Daha önceden de sokakta tiyatro yapanların gözaltına alındığını belirten Amesha Spenta yaşadıklarını şu şekilde dile getiriyor:

"Pandomimci arkadaşlarımızı gözaltına almışlardı. Biz de iki yıl önce bir hafta içinde iki kez ceza yedik üç kişi. Çevreyi rahatsız etmekten ceza kestiler, polis puanla çalışıyordu. Puan prim olarak yansıyordu. Bir tinerciyi günde 15 kez alıp saldıklarını biliyorum.

Kabahatlar Kanunu çok garip. Sokakta bir köpeği tekmeleyerek öldür o adamın vereceği ceza 70 TL, sokakta müzik yap vereceğin ceza o adamla aynı. Sokakta müzik yapan insanları o şekilde görüyorlar. Kabahatler Kanunu'na göre bizi problem olarak görüp o kapsama alıyorlar."

'BURADA OLMAZSA BAŞKA SOKAKTA'

Bu yasağa rağmen sokağı terk etmeyeceklerini dile getiren müzisyenlerden Necati amca, "Burada çalmazsak başka tarafta çalacağız. İstiklal Caddesi olmadı da Aksaray olur, Aksaray olmazsa Kadıköy olur, olmadı Üsküdar olur neticede bir yerde çalacağız işte" diyor.
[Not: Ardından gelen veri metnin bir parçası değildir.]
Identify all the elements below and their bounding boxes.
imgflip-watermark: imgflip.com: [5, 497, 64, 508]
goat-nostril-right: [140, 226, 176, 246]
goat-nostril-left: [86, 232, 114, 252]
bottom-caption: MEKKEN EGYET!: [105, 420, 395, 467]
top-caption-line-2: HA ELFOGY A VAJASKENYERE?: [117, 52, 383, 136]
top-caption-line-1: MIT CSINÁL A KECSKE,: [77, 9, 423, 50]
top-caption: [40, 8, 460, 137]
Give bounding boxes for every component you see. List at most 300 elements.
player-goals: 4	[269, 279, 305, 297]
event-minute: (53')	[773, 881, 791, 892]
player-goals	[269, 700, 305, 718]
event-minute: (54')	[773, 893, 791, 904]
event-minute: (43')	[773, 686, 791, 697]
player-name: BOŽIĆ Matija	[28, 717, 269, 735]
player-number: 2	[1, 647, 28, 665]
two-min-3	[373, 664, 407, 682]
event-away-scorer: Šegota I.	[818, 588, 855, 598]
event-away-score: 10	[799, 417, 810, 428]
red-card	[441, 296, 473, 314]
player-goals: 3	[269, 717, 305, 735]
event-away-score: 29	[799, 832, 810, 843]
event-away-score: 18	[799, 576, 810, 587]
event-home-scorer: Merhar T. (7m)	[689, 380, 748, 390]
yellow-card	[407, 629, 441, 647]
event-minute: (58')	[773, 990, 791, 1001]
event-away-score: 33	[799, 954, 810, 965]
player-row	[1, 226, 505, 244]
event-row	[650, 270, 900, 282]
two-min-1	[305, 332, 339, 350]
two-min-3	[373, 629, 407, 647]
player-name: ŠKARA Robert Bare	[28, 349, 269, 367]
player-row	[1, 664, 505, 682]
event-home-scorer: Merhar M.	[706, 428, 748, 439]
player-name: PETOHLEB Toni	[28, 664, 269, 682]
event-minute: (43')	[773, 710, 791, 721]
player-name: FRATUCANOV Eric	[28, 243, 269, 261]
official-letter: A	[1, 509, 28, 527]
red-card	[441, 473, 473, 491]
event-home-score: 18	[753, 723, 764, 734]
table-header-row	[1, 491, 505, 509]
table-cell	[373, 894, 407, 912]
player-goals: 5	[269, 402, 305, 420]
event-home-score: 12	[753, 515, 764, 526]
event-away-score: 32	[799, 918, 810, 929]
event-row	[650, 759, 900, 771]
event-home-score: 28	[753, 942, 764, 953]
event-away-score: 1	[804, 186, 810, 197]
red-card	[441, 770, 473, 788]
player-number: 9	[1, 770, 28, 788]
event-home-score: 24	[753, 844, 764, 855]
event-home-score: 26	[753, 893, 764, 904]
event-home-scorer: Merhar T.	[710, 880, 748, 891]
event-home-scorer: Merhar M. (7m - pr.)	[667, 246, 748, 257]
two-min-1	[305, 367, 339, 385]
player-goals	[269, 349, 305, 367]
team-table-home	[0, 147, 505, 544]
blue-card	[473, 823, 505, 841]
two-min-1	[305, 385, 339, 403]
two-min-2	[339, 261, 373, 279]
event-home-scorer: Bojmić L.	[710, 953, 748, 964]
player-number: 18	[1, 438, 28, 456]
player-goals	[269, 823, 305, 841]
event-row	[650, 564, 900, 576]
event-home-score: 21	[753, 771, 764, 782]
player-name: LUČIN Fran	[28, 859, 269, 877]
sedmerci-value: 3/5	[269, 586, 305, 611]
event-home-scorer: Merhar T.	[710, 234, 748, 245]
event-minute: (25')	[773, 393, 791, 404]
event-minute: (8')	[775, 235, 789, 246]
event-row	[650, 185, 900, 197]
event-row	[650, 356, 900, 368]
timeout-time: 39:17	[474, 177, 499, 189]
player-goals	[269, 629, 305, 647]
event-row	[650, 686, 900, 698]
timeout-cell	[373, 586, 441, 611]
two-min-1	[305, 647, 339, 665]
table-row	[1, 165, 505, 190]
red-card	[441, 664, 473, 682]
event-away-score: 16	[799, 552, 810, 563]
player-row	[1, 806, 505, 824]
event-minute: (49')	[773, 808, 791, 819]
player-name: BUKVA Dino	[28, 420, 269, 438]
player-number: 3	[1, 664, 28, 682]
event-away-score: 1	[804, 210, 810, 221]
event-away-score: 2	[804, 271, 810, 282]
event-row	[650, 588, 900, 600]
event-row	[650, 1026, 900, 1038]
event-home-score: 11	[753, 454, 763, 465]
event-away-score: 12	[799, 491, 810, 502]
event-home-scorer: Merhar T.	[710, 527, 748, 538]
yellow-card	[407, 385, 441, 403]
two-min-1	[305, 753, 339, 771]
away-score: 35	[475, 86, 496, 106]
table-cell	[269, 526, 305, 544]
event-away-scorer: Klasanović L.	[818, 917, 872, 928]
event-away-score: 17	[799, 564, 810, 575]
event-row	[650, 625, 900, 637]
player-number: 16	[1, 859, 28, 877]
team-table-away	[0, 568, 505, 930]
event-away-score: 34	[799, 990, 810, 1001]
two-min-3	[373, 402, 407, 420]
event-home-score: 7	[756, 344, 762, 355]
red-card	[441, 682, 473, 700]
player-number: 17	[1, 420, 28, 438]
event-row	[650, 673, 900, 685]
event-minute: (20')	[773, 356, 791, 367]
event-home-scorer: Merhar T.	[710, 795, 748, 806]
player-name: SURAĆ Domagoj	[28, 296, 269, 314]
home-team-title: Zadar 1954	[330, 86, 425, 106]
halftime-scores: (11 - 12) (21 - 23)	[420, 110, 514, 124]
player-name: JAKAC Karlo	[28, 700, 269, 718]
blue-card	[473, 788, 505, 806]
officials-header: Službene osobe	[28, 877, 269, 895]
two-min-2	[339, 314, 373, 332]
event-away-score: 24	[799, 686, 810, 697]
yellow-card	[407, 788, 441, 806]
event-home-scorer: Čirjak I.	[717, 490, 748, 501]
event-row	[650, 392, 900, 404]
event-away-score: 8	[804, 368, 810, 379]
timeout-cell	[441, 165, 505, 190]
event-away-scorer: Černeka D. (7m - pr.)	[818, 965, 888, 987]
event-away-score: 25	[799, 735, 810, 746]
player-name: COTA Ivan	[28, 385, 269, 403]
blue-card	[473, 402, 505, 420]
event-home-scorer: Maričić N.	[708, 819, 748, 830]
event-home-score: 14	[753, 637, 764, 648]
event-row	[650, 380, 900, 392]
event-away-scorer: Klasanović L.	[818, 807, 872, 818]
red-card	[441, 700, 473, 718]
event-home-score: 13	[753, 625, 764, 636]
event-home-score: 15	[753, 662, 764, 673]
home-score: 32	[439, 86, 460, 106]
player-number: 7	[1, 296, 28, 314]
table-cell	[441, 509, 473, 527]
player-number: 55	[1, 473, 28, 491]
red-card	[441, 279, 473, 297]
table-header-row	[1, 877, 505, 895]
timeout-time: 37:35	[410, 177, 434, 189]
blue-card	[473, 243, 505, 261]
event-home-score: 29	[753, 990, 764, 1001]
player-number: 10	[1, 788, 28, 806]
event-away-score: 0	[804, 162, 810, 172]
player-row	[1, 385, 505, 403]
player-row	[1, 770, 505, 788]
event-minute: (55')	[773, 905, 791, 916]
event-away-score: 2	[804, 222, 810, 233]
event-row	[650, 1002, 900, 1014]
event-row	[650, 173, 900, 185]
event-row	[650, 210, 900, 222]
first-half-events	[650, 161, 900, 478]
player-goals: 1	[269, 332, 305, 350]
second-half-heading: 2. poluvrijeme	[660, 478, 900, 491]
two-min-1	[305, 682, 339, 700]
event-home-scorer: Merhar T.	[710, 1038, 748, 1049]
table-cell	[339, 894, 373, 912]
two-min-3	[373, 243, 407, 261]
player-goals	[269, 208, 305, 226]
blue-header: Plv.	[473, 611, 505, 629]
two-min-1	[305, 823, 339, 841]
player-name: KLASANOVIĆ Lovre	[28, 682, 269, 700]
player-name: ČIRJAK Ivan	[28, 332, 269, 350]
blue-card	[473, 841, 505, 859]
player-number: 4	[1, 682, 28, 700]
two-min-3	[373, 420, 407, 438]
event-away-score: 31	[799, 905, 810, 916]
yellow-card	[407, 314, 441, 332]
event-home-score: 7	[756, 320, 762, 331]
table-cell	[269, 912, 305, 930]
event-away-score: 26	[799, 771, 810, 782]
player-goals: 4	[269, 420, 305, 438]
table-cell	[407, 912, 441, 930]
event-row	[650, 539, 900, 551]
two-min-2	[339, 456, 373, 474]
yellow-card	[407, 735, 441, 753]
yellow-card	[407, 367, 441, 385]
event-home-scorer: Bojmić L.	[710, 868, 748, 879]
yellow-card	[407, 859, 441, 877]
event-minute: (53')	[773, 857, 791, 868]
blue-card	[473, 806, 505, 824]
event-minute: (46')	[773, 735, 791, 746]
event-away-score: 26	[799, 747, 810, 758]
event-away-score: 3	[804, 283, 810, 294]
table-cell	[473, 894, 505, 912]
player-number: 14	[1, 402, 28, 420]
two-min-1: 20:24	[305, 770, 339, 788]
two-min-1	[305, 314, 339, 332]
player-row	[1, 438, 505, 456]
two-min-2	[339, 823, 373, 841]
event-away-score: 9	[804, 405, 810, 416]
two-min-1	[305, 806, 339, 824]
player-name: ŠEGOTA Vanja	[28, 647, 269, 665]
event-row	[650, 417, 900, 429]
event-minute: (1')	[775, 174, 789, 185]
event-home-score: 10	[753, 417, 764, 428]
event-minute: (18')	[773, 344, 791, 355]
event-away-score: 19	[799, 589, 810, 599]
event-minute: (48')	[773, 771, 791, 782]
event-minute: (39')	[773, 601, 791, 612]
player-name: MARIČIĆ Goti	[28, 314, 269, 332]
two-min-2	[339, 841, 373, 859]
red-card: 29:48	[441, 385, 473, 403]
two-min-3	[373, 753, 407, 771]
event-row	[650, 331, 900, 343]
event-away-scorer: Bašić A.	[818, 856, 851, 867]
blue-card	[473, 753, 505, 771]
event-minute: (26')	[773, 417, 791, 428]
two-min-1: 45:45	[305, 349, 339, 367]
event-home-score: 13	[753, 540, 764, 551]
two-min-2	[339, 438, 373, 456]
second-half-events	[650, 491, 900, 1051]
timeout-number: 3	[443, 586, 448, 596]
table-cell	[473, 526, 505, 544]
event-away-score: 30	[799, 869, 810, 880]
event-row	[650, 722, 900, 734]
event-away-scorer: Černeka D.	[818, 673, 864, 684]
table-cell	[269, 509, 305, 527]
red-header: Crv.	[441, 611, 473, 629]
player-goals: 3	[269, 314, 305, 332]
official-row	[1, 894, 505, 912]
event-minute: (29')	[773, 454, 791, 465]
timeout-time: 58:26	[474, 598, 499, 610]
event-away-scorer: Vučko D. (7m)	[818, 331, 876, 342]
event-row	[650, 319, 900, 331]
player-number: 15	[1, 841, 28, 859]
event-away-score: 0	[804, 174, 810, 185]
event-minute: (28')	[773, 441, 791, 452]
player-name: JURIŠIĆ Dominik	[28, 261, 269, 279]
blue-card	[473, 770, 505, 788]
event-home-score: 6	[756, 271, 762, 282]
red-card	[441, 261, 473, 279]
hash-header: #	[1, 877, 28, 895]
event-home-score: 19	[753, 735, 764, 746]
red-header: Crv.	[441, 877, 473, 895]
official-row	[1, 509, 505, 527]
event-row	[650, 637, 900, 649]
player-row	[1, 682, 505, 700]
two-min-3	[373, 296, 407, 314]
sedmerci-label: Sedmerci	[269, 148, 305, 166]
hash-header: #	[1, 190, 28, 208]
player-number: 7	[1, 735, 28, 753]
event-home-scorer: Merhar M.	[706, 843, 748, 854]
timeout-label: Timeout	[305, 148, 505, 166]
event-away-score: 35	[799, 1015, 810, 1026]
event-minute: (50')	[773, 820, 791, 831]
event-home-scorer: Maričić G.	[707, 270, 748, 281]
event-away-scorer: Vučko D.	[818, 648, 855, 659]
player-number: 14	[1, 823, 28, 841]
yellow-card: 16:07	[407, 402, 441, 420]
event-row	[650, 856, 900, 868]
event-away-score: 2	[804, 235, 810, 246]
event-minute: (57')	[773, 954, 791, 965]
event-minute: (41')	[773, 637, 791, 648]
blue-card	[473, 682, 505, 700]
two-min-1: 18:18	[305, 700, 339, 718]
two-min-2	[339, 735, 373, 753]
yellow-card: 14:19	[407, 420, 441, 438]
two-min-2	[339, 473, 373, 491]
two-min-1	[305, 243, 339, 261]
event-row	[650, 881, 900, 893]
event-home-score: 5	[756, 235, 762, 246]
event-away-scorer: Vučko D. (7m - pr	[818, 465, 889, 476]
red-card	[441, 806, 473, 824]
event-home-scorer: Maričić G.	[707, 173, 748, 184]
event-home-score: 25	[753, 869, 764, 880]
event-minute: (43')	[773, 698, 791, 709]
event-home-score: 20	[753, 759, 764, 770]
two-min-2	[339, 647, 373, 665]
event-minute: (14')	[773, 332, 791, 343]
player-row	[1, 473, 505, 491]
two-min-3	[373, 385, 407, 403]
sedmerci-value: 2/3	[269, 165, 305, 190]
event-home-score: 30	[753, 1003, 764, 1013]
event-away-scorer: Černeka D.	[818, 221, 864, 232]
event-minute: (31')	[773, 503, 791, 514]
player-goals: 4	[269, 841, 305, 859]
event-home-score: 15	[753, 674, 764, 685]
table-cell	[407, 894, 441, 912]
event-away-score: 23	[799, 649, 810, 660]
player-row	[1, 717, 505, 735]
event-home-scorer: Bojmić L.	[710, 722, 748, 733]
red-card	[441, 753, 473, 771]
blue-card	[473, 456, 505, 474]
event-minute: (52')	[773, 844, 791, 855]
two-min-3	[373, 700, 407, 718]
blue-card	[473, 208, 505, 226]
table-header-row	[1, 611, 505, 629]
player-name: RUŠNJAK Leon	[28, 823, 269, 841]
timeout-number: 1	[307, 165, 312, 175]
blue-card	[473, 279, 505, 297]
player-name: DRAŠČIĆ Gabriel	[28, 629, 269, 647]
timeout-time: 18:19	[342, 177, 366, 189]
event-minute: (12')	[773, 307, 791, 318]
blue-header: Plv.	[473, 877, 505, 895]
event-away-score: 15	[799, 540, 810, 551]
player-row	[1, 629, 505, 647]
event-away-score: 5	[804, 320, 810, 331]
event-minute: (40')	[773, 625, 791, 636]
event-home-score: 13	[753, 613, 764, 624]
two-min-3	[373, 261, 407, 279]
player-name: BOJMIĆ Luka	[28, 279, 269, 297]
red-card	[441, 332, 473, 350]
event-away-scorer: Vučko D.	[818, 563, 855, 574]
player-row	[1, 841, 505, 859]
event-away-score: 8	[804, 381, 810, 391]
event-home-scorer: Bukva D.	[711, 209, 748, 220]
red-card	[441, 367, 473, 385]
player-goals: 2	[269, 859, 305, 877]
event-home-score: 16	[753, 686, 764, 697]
'EN GÜZEL CEVAP SOKAĞA DEVAM ETMEK'

Bu duruma karşı kurulacak platformların içinde yer alacaklarını ifade eden Amesha Spenta yasaklara karşı son noktayı şu sözlerle koyuyor:

"Onların bu baskısına rağmen yine de sokakta olmak aslında en güzel eylem. 6 yıldır sokakta müzik yapıyoruz. 6 yıl boyunca bu hep sürekli olan bir şey. Ara ara gelen bir durum onlara en güzel cevap sokağa her daim devam etmek."